Americans Drop Pay TV: Response to Weak Economy and Internet Competition

  • Top pay TV providers are facing fierce competition from evolving Internet services. In addition, the companies are dealing with harsh realities of a weak U.S. economy as well as battles with program makers, all contributing to over 400,000 American homes canceling their pay TV service since January.
  • While the second quarter is generally weak for the business — with college students moving out and people changing houses before summer — top providers are reporting some noteworthy drops in subscriptions.
  • DirecTV had 52,000 homes cancel their services, Time Warner Cable saw 169,000 customers cord-cut, Comcast lost 176,000 subscriptions, and Dish Network saw 10,000 customers leave.

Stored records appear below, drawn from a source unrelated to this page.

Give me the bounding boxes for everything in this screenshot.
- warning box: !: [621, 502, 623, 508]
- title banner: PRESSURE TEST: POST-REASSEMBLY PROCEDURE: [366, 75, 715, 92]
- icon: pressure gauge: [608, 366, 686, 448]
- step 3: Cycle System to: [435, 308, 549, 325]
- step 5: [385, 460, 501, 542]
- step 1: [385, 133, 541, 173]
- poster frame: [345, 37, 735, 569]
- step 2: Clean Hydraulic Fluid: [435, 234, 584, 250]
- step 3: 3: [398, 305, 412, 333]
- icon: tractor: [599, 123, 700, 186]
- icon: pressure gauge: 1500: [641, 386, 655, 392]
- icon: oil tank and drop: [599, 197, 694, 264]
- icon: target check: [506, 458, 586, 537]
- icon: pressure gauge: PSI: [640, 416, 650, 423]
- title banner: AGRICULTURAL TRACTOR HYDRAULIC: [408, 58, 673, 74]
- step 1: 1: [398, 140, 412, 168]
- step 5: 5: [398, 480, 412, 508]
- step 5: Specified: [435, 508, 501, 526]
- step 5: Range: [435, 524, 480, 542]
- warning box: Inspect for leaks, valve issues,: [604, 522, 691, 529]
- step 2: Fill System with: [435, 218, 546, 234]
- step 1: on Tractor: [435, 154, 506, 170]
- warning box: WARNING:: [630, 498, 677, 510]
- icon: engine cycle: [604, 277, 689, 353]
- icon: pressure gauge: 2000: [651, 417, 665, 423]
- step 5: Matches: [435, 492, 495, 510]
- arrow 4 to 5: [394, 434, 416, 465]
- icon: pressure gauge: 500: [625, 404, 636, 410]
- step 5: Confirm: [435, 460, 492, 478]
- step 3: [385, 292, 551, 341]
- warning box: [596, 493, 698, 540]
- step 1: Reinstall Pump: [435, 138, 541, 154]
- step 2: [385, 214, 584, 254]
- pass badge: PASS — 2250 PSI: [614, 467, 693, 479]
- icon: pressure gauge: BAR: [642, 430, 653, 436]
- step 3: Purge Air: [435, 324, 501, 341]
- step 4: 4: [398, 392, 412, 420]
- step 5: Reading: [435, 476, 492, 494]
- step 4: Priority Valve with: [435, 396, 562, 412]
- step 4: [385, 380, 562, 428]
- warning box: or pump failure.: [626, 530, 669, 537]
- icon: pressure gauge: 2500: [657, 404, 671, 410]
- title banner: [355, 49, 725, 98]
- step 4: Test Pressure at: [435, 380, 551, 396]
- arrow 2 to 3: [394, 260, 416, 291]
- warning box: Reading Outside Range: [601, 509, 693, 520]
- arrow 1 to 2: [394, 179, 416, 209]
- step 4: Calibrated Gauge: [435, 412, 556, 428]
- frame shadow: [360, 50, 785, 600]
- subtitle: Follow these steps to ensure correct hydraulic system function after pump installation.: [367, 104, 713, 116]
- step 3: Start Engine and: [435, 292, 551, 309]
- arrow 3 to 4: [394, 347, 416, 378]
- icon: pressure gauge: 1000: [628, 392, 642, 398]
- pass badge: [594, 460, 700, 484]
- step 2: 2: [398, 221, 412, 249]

For Dish and Comcast, the rate of losses were actually less than previous quarters, but the losses were a first ever for DirecTV.
  • The declining numbers are “ominous” for pay TV services, suggest Reuters. Competing with new services has led pay TV distributors to try new measures.
  • “The maturity of the nearly fifty-year-old cable TV market has raised the stakes leading to more bitter and prolonged battles between distributors and their program maker partners,” notes Reuters. “These disputes now typically end up with customers losing some of their favorite programming for days on end and adds to customer weariness with pay TV.”
  • “The idea of cord-cutting has gathered steam as several major technology companies [Google, Intel, Amazon and others] have held talks with program makers about putting together TV packages that will be delivered via the Internet,” the article states.
  • But some don’t think cord-cutting is the primary issue. “We actually think a bigger issue in the market is that there is a group of customers that are in really serious financial shape, they have been out of work for a long time,” said TWC CEO Glenn Britt.